There will not be a great parting of the clouds.
There will not be brighter flowers and happier puppies. There will not be massive choruses of angels singing and birds chirping and dolphins finally standing upright and speaking fluent Latin and saying we knew it all along.
Let's be real: Should Kerry win this election, we are most likely not in for a spectacular and unprecedented ride of shiny progressive glory that will astound the world and reignite the collective soul and float us all to the hereafter on golden wings of sparkly well-lubed bliss. OK?
I know, this is not a popular angle. After all, we desperately need this feeling. We need to be ignited by raw hope and urgent hyperbole and to feel that some massive, silly platitude is at work, some hollow line like Reagan's infamous "morning in America," supposedly heralding a huge transformational rebirth and not, as Reagan actually brought, massive deficits, and ignorance, and homophobia, and corporate welfare and deregulation and environmental destruction and class warfare and self-righteous conservative indignation, amen.

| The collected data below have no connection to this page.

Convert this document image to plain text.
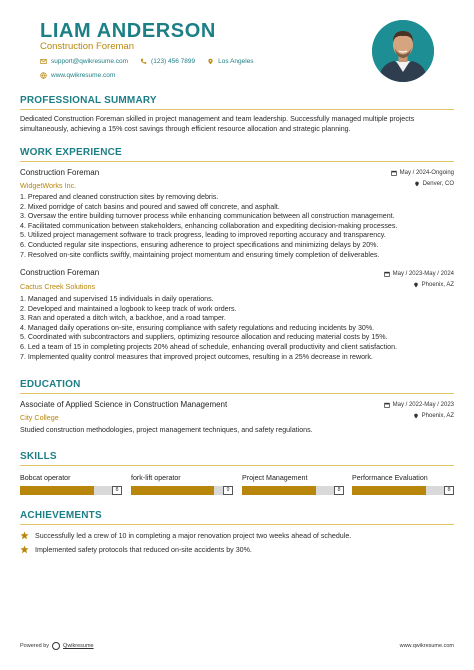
LIAM ANDERSON
Construction Foreman
support@qwikresume.com	(123) 456 7899	Los Angeles
www.qwikresume.com
PROFESSIONAL SUMMARY
Dedicated Construction Foreman skilled in project management and team leadership. Successfully managed multiple projects simultaneously, achieving a 15% cost savings through efficient resource allocation and strategic planning.
WORK EXPERIENCE
Construction Foreman	May / 2024-Ongoing
WidgetWorks Inc.	Denver, CO
1. Prepared and cleaned construction sites by removing debris.
2. Mixed porridge of catch basins and poured and sawed off concrete, and asphalt.
3. Oversaw the entire building turnover process while enhancing communication between all construction management.
4. Facilitated communication between stakeholders, enhancing collaboration and expediting decision-making processes.
5. Utilized project management software to track progress, leading to improved reporting accuracy and transparency.
6. Conducted regular site inspections, ensuring adherence to project specifications and minimizing delays by 20%.
7. Resolved on-site conflicts swiftly, maintaining project momentum and ensuring timely completion of deliverables.
Construction Foreman	May / 2023-May / 2024
Cactus Creek Solutions	Phoenix, AZ
1. Managed and supervised 15 individuals in daily operations.
2. Developed and maintained a logbook to keep track of work orders.
3. Ran and operated a ditch witch, a backhoe, and a road tamper.
4. Managed daily operations on-site, ensuring compliance with safety regulations and reducing incidents by 30%.
5. Coordinated with subcontractors and suppliers, optimizing resource allocation and reducing material costs by 15%.
6. Led a team of 15 in completing projects 20% ahead of schedule, enhancing overall productivity and client satisfaction.
7. Implemented quality control measures that improved project outcomes, resulting in a 25% decrease in rework.
EDUCATION
Associate of Applied Science in Construction Management	May / 2022-May / 2023
City College	Phoenix, AZ
Studied construction methodologies, project management techniques, and safety regulations.
SKILLS
Bobcat operator
8
fork-lift operator
9
Project Management
8
Performance Evaluation
8
ACHIEVEMENTS
Successfully led a crew of 10 in completing a major renovation project two weeks ahead of schedule.
Implemented safety protocols that reduced on-site accidents by 30%.
Powered by	Qwikresume	www.qwikresume.com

We want to feel, with every new president, like we are finally turning a corner, like history is about to be written anew, like massive glittery change is afoot and the world is about to get a whole lot better and God will smile and our children's IQs will jump 50 points just by witnessing it and everyone will have happy delirious sex in the streets.
But deeper down, you know it's not really true. You know after almost any election it all usually and very quickly reverts to business as usual and politics as usual and insider jabs and senatorial scandal and snide congressional bickering, same as it ever was.
We know, after all, that Kerry can only do so much. We know, deep down, that he is not some sort of demigod and that he will face a cutthroat Senate and that he has his flaws and policy shortcomings and that no matter how you slice him, he's still a professional politician and he will not give us, say, universal single-payer health care or legal same-sex marriage or a quick cure for cancer or a guarantee that our oil gluttony will soon be an afterthought and everyone will be able to buy a sexy solar-powered flying sports car for one hundred dollars within a week.
However, this is not to say Kerry isn't fully capable of being a truly fantastic president, that he doesn't beam with deep integrity beyond the norm and vision beyond the immediate and intelligence so far above what we have now, it's like comparing Richard Feynman to Barney the Dinosaur.
And this is not to say the country can't move in fresh directions, rediscover its civic pride and its place in the world and maybe suck down a much-needed dose of humility and self-respect, alongside. If Kerry wins, we will, perhaps more than anything else, regain our absolutely decimated international respect, the friendship of our estranged allies, a shred of honor. The appalled and disgusted mocking of this wrathful, hissy United States will die down. The planet will not laugh and then cringe at our inarticulate, simpleminded dolt of a leader anymore. We will, in short, be able to hold our heads up high again.
But Kerry, like any "normal" presidential candidate, is not a miracle worker. After all, under Clinton we had an unprecedented run of astounding prosperity and peace and record budget surpluses and international respect and even today, throughout the globe, Clinton is admired and respected like no president in recent history, especially among those very nations that think Bush is an imbecilic child. Which is, of course, pretty much all of them.
But Clinton was also the most reviled and attacked and hunted Democratic president in history, courtesy of the furious and appalled Right, who simply could not tolerate sex and intelligence and outstanding environmental progress and not a single smack at gays and not a single slap at women's rights and not a single major multibillion-dollar war in all those years to boost the portfolios of their cronies in the military industries.
So you know that even the best and brightest have obstacles and roadblocks and vicious detractors aiming to take him down, just for being wildly popular and successful and coherent. All signs point to the fact that Kerry could be absolutely excellent. But he will also still be just another president, facing many of the same demons as any.
But here's the thing: Given how this is pretty much the most important election in your lifetime, given how much is at stake and how deeply BushCo has rammed us down the bleak hole of fear and war and environmental gluttony and abuse, a "regular" president is a blessing we can only dream of.
And the presidential debates have shown Kerry to be a formidable intellect, forthright and fluent and the absolute antithesis of Bush's fast-blinking aww-shucks dumb-guy smarminess. You know, like a normal president should. And the bottom line is this: never has normal looked so good.
Because this is the point in history where we say, oh my freaking God we never knew how good we had it. Sure we all knew the Clinton era was something special and even Bush 1.0 was tolerable and relatively benign and gutless, but oh my God, we had to suffer the appalling, warmongering neofascism of Bush 2.0 to really appreciate what America was, and what we should try to be again.
As the song goes, you don't know what you got 'til it's gone. And man oh man, once BushCo is gone and Kerry starts mopping up the carnage, we can finally begin to get it all back.